Joined an existing research group that was leveraging WiFi data to help with contact tracing efforts on Georgia Tech campus before the Fall 2020 semester started. My team's role was to create an intuitive contact tracing dashboard for contact tracer's to best utilize this WiFi data to prioritize a case's contacts and therefore slow the spread of the virus.
Team Members
My Role
Context
Over the summer, it quickly became clear that Covid-19 would not disappear in time for the fall semester. Georgia Tech, like many colleges, needed a plan for safely welcoming students back to campus. From the start of this project, we were confronted with uncertainties. Our users, Georgia Tech contact tracers of Covid-19, did not exist yet. We did not know what their background would be, how their team would function, what tools they were already using, or what information was most important to them. With a tight timeline, we had to make design decisions when there wasn’t enough information to make decisions. To fill in our knowledge gaps and to make the smartest decisions possible throughout the project, we focused on good communication with key stakeholders, fast iterations of the prototype, and integration with the data visualization team.
Stakeholder Interviews
We participated in discussions with multiple stakeholders to quickly get familiar with the topic space and understand how the flow would work for contact tracing at Georgia Tech. Stakeholders included a contact tracer of 18 years who gave us insight into the most important information contact tracers need access to and the head of the Georgia Tech health center (Stamps) who gave an overview of their most up to date strategy to form a contact tracing team and how coordination would work with the Department of Public Health (DPH). Our preliminary understanding of the contact tracing flow is shown below.
People who tested positive for Covid-19 would self-report the case to Stamps, the health center. Then Stamps would send a survey to gather basic information about the person and the last time they were on campus. Then Stamps would perform contact tracing and send information about the case and their contacts to DPH.
Persona
We used information gathered from stakeholder interviews to create a persona for a contact tracer, which helped us make design decisions from the user's perspective.
Journey Map
Next, we constructed a journey map to drill down into the individual steps of the contact tracing process and pain points for each step.
Early Iterations
Initially, we had the dashboard separated into two views. The first was a calendar view, where a contact tracer could view the different locations a case had been to based on their WiFi data and then a list of contacts for each location. The idea was that a contact tracer could walk through a case's schedule while on the phone with them and fill in any gaps of where they had been.
The second view, meant for after a contact tracer had finished their phone call with the case, simply displays a case's contacts. It is prioritized primarily on the amount of time the contact had spent in proximity to the case, called co-location duration. We also had added other filters for prioritizing contacts, such as whether contacts were considered highly vulnerable.
Design Pivot
After a usability session with our mockups, we realized the split view format was confusing. There was overlapping functionality between the two screens and it was unclear how modifying data on the calendar view would affect the data on the table view. To resolve this confusion, we decided to consolidate all the information into a single view.

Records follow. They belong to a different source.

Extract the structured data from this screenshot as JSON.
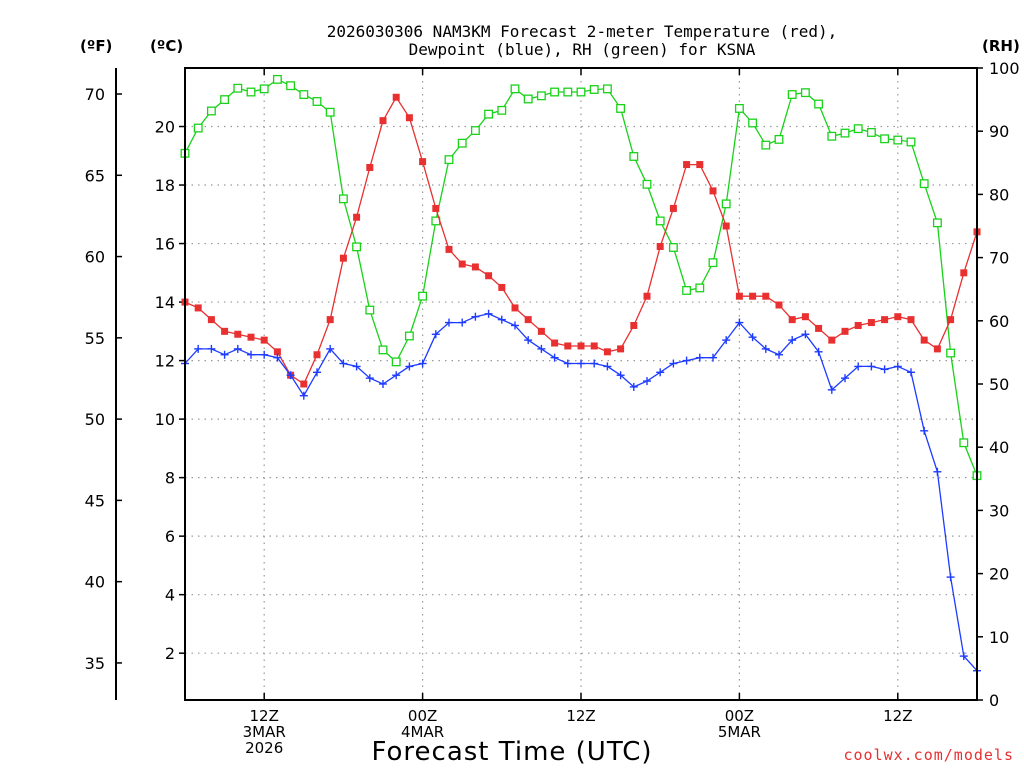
{
  "chart_data": {
    "type": "line",
    "title_line1": "2026030306 NAM3KM Forecast 2-meter Temperature (red),",
    "title_line2": "Dewpoint (blue), RH (green) for KSNA",
    "xlabel": "Forecast Time (UTC)",
    "credit": "coolwx.com/models",
    "unit_f": "(ºF)",
    "unit_c": "(ºC)",
    "unit_rh": "(RH)",
    "x_start_hour": 6,
    "x_end_hour": 66,
    "x_ticks": [
      {
        "hour": 12,
        "line1": "12Z",
        "line2": "3MAR",
        "line3": "2026"
      },
      {
        "hour": 24,
        "line1": "00Z",
        "line2": "4MAR",
        "line3": ""
      },
      {
        "hour": 36,
        "line1": "12Z",
        "line2": "",
        "line3": ""
      },
      {
        "hour": 48,
        "line1": "00Z",
        "line2": "5MAR",
        "line3": ""
      },
      {
        "hour": 60,
        "line1": "12Z",
        "line2": "",
        "line3": ""
      }
    ],
    "celsius_ticks": [
      2,
      4,
      6,
      8,
      10,
      12,
      14,
      16,
      18,
      20
    ],
    "fahrenheit_ticks": [
      35,
      40,
      45,
      50,
      55,
      60,
      65,
      70
    ],
    "rh_ticks": [
      0,
      10,
      20,
      30,
      40,
      50,
      60,
      70,
      80,
      90,
      100
    ],
    "ylim_celsius": [
      0.4,
      22.0
    ],
    "ylim_rh": [
      0,
      100
    ],
    "colors": {
      "temperature": "#e83030",
      "dewpoint": "#1e3cff",
      "rh": "#19d219",
      "grid": "#9a9a9a"
    },
    "series": [
      {
        "name": "Temperature",
        "unit": "C",
        "values": [
          14.0,
          13.8,
          13.4,
          13.0,
          12.9,
          12.8,
          12.7,
          12.3,
          11.5,
          11.2,
          12.2,
          13.4,
          15.5,
          16.9,
          18.6,
          20.2,
          21.0,
          20.3,
          18.8,
          17.2,
          15.8,
          15.3,
          15.2,
          14.9,
          14.5,
          13.8,
          13.4,
          13.0,
          12.6,
          12.5,
          12.5,
          12.5,
          12.3,
          12.4,
          13.2,
          14.2,
          15.9,
          17.2,
          18.7,
          18.7,
          17.8,
          16.6,
          14.2,
          14.2,
          14.2,
          13.9,
          13.4,
          13.5,
          13.1,
          12.7,
          13.0,
          13.2,
          13.3,
          13.4,
          13.5,
          13.4,
          12.7,
          12.4,
          13.4,
          15.0,
          16.4
        ]
      },
      {
        "name": "Dewpoint",
        "unit": "C",
        "values": [
          11.9,
          12.4,
          12.4,
          12.2,
          12.4,
          12.2,
          12.2,
          12.1,
          11.5,
          10.8,
          11.6,
          12.4,
          11.9,
          11.8,
          11.4,
          11.2,
          11.5,
          11.8,
          11.9,
          12.9,
          13.3,
          13.3,
          13.5,
          13.6,
          13.4,
          13.2,
          12.7,
          12.4,
          12.1,
          11.9,
          11.9,
          11.9,
          11.8,
          11.5,
          11.1,
          11.3,
          11.6,
          11.9,
          12.0,
          12.1,
          12.1,
          12.7,
          13.3,
          12.8,
          12.4,
          12.2,
          12.7,
          12.9,
          12.3,
          11.0,
          11.4,
          11.8,
          11.8,
          11.7,
          11.8,
          11.6,
          9.6,
          8.2,
          4.6,
          1.9,
          1.4
        ]
      },
      {
        "name": "RH",
        "unit": "%",
        "values": [
          86.5,
          90.5,
          93.2,
          95.0,
          96.8,
          96.2,
          96.7,
          98.2,
          97.2,
          95.8,
          94.7,
          93.0,
          79.3,
          71.7,
          61.7,
          55.4,
          53.5,
          57.6,
          63.9,
          75.8,
          85.5,
          88.1,
          90.1,
          92.7,
          93.3,
          96.7,
          95.1,
          95.6,
          96.2,
          96.2,
          96.2,
          96.6,
          96.7,
          93.6,
          86.0,
          81.6,
          75.8,
          71.6,
          64.8,
          65.2,
          69.2,
          78.5,
          93.6,
          91.3,
          87.8,
          88.7,
          95.8,
          96.1,
          94.3,
          89.2,
          89.7,
          90.4,
          89.8,
          88.8,
          88.6,
          88.3,
          81.7,
          75.5,
          54.9,
          40.7,
          35.5
        ]
      }
    ]
  }
}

This view had a case timeline at the top, that gives a quick overview of the types of places a case has been over the course of their infectious period. If a contact tracer clicks to view the detail within the timeline, the overall list of prioritized contacts will update to show only contacts who were at that location at that particular time. There are multiple filters a contact tracer could employ, such as room type or room occupancy. The goal of the dashboard was to give the contact tracer enough information to mark which contacts are the highest priority. Then they could export that shortlist to DPH for further contact tracing.
Integration with Data Visualization Team
Another team was developing a data visualization of collocation data of cases and contacts at the same time we were building the design for the contact tracing dashboard. We realized that our ideas had some overlap and functions that could complement each other. We decided to incorporate their visualization as an optional extension of the case's timeline.
The purpose of the visualization was to show trends in whether the same people were meeting at similar types of events that may have been high risk. It could help contact tracers identify clusters and problem areas within campus that need extra attention.
Next Steps
I left the project before it was complete. The next steps were polishing the UI and then passing it off to the development team. One way we could have improved would have been to focus on a minimal viable product (MVP), considering the short timeline. The prototype we developed, while thorough and useful, had many features that were difficult for the development team to bring to life in such a short time span. Starting with a more basic system and then building upon it later on may have been a more beneficial approach in this situation.